First, the costs of maintaining software in-house can be quite material to smaller businesses. Companies need to constantly acquire and update software licences to cover all of its staff. If there is a sudden hiring spree, the IT department needs to quickly get more licences for the new headcount, which can be cumbersome and a waste of man hours to manage. Cloud software, on the other hand, just takes a login account and you're all set.
Take Singtel's office and communications solutions in the cloud. New employees can easily be added onto the office system on their first day of work, and everything is managed by the provider.
Beyond software licences, the software needs to sit on hardware within the company's premises. That means costly capital expenditures upfront to purchase those servers and hard drives—costs that could be rechannelled to other purposes for smaller firms.
Using the savings calculator, you can see an illustration of how a five-man team would have to spend on a central server costing $3,000 upfront. Next, software licences would cost about $2,950, plus $2,400 to maintain IT personnel. All of these costs are offloaded onto the cloud provider when you subscribe to a cloud service, resulting in drastically lowered upfront costs.
Furthermore, when that hardware fails, there is disruption to the business. SaaS firms often offer 99 percent uptime, and make it their priority to maintain constant backups of customer data so that there is no pause when servers go down. Taking this risk off your hands can be a huge relief on resources for an SME.
Third, as cloud vendors out there compete, they are slashing prices all the time. One of the larger cloud infrastructure providers globally has cut its prices for the 21st time in six years, it just announced. This is good news for customers because large vendors are reaping economies of scale by providing software en masse through the cloud, and that trickles down to customers.
Back home, Singtel provides an on-tap cloud infrastructure service called ezCompute that will provide storage and computing power within minutes through its website.
Companies should decide what they store in the cloud, however. The benefit of cloud storage is the ability to have it on-hand, ready in an instant. It shouldn’t be used for long-term archival, because of the running costs of that. To compare, a 1 terabyte hard drive costs about $200 on average. It's greater upfront cost compared with cloud computing, but the operational costs will even out in about a quarter.
And the cloud's benefits go beyond just storage and software maintenance. Apps like video streaming and collaboration come with additional costs such as maintaining the network bandwidth to power them.
In a recent survey by IT company CDW, it was found that 40 percent of large businesses and governments are going to the cloud because of conferencing tools.

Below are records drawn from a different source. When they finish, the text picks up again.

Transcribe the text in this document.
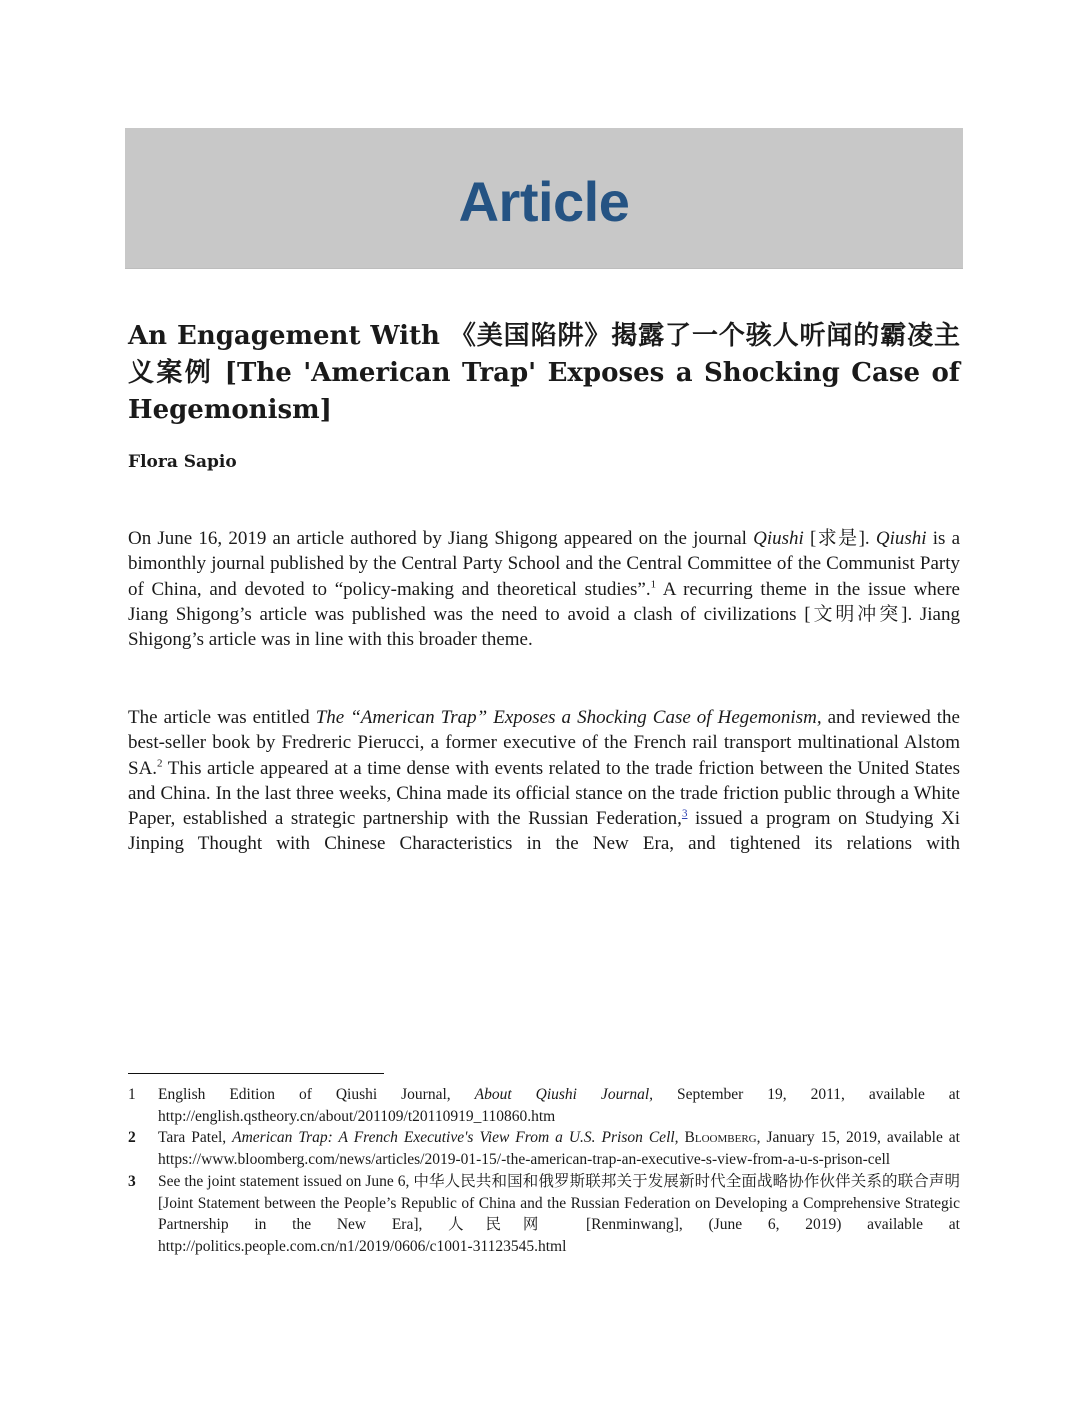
Article
An Engagement With 《美国陷阱》揭露了一个骇人听闻的霸凌主义案例 [The 'American Trap' Exposes a Shocking Case of Hegemonism]
Flora Sapio

On June 16, 2019 an article authored by Jiang Shigong appeared on the journal Qiushi [求是]. Qiushi is a bimonthly journal published by the Central Party School and the Central Committee of the Communist Party of China, and devoted to “policy-making and theoretical studies”.$^1$ A recurring theme in the issue where Jiang Shigong’s article was published was the need to avoid a clash of civilizations [文明冲突]. Jiang Shigong’s article was in line with this broader theme.

The article was entitled The “American Trap” Exposes a Shocking Case of Hegemonism, and reviewed the best-seller book by Fredreric Pierucci, a former executive of the French rail transport multinational Alstom SA.$^2$ This article appeared at a time dense with events related to the trade friction between the United States and China. In the last three weeks, China made its official stance on the trade friction public through a White Paper, established a strategic partnership with the Russian Federation,$^3$ issued a program on Studying Xi Jinping Thought with Chinese Characteristics in the New Era, and tightened its relations with

1	English Edition of Qiushi Journal, About Qiushi Journal, September 19, 2011, available at http://english.qstheory.cn/about/201109/t20110919_110860.htm
2	Tara Patel, American Trap: A French Executive's View From a U.S. Prison Cell, Bloomberg, January 15, 2019, available at https://www.bloomberg.com/news/articles/2019-01-15/-the-american-trap-an-executive-s-view-from-a-u-s-prison-cell
3	See the joint statement issued on June 6, 中华人民共和国和俄罗斯联邦关于发展新时代全面战略协作伙伴关系的联合声明 [Joint Statement between the People’s Republic of China and the Russian Federation on Developing a Comprehensive Strategic Partnership in the New Era], 人民网 [Renminwang], (June 6, 2019) available at http://politics.people.com.cn/n1/2019/0606/c1001-31123545.html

The sheer simplicity of going to the cloud for an on-tap service that is ready was far more palatable to companies.
Still, not every company can live on the cloud alone. Some issues like compliance stand out—some data needs to be kept within a company's four walls, by law. Some companies also want to save their data in-house, on cheaper hardware than incurring a running cost to the cloud.
Understanding that the cloud is not a silver bullet will help you balance expectations of how cloud computing can help. The cloud has its plusses and minuses, but if you plan its place in your company well, you stand to reap the full benefits of the cloud.